To inflict this unbearable grief upon others is therefore deeply cruel. It chooses the (supposedly) easy option for me, whilst inflicting pain which will last for a lifetime on those who love me. Much secularism seems utterly blind to this. “The fact is this is my decision, it’s my life, it’s my choice”, says Esther Rantzen; giving voice to the myopic individualism at the heart of the secular creed. For the fact is that our lives are not our own. Humans do not live as disconnected atoms; we belong to God and, under him, to one another. Each human life is knitted into the lives of those around us, especially those bound to us by the love of friends and family. The meaning of human life derives from those relationships of love. And so our choices are not simply about me, my life, my choice; or at least, when they are, we are acting out the terrible human impulse the Bible calls sin. Every choice we make profoundly impacts those around us just as much as ourselves. If that choice is to rip myself out of the fabric of human society, it leaves a ghastly wound which others will carry for a lifetime. Not for nothing has Christian ethics always held suicide to be but one species of murder.
Suicide is, then, a terribly selfish thing to do. But assisted suicide adds a whole extra layer of cruelty.
For it involves enlisting one’s loved ones to put the hand to the knife with you. It appeals to their compassion — who wants to see those we love suffer? — but does so in a deeply manipulative way, asking them to do the very opposite of compassion. It asks them to bear not only the grief of your loss, and the agony of knowing you brought it on them deliberately; it calls them to join in with the act of inflicting it. Even if they are merely present whilst a doctor does the actual killing, to be present and do nothing is to be complicit. It therefore brings on their consciences the guilt of having taken a part in destroying you. It asks them to live forever with the knowledge that my mum, grandad, sister, friend was not “taken from us”, nor only that “she took herself from us”. but rather that I helped to do away with her. Murder, as JK Rowling has Horace Slughorn explain, is an act of evil which tears the soul. To ask others to assist in my suicide burdens them with the lifelong guilt of the worst of all sins against our fellow-man.

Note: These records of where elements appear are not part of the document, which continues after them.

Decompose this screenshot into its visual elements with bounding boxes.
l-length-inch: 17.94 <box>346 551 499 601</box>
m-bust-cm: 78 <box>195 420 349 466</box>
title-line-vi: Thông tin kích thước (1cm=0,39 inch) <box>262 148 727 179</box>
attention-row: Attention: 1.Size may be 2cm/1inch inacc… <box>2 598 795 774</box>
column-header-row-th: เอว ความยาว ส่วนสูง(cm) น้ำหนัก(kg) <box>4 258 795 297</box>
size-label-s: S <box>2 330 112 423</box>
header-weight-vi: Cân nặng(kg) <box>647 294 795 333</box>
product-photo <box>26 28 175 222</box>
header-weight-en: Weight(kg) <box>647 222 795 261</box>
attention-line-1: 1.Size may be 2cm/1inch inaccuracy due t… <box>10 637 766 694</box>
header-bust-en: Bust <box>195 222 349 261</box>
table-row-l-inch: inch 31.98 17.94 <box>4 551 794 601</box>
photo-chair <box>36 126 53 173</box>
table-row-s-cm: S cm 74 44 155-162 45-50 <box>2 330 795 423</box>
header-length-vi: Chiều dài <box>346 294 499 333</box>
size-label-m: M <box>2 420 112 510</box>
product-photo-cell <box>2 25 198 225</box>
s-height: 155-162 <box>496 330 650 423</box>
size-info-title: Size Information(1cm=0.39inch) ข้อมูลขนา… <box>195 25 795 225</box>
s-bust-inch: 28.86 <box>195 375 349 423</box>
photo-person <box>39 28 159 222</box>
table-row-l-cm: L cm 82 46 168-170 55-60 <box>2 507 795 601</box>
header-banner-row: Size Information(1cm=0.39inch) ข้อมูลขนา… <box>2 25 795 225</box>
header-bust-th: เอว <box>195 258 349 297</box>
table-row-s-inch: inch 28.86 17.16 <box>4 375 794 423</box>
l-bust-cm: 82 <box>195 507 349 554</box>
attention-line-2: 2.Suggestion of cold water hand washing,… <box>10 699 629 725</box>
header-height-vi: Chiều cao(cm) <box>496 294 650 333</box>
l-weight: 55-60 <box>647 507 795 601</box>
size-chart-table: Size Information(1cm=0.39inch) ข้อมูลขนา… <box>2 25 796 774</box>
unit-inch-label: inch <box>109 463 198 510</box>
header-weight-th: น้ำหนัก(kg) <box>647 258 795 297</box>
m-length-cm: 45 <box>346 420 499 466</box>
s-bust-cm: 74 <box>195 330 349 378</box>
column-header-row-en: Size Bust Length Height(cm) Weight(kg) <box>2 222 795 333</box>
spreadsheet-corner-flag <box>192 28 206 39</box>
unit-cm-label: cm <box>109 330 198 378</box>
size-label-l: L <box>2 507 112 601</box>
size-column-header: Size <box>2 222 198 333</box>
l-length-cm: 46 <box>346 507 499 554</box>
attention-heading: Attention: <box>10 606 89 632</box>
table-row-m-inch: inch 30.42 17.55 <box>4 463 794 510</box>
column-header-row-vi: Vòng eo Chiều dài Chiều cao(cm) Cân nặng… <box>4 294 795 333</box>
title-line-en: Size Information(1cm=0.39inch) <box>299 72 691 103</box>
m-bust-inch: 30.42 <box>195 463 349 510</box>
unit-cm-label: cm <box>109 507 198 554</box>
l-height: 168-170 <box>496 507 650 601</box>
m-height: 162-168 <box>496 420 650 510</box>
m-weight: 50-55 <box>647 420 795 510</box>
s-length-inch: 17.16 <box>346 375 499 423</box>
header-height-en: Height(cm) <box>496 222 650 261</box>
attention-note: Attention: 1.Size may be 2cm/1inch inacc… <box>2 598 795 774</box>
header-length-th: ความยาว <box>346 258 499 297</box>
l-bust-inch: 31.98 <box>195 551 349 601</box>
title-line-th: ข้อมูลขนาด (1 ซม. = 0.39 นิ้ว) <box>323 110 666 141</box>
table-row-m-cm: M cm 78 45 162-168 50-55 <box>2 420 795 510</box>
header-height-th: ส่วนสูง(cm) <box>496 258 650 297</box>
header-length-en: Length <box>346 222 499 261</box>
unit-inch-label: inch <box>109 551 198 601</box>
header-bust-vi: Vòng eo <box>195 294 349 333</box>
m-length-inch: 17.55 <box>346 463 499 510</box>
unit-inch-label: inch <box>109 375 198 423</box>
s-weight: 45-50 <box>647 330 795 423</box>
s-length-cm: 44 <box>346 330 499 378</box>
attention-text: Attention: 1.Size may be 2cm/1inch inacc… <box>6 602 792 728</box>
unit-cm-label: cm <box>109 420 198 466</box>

If Assisted Suicide is legalised, there will be times — probably often, for no supposed “safeguards” will hold — when relatives and others make manipulative and malicious use of their legal liberty to kill. That is a major reason why we, as a society and a nation, should not go down this route. But even in those cases right at the top of the slippery slope, which are held up as why we should do this — where a person knows exactly what he or she is doing, and chooses this as a way out of suffering — it is the very opposite of an act of compassion. It is, towards the very people who love them the best, deeply, deeply cruel.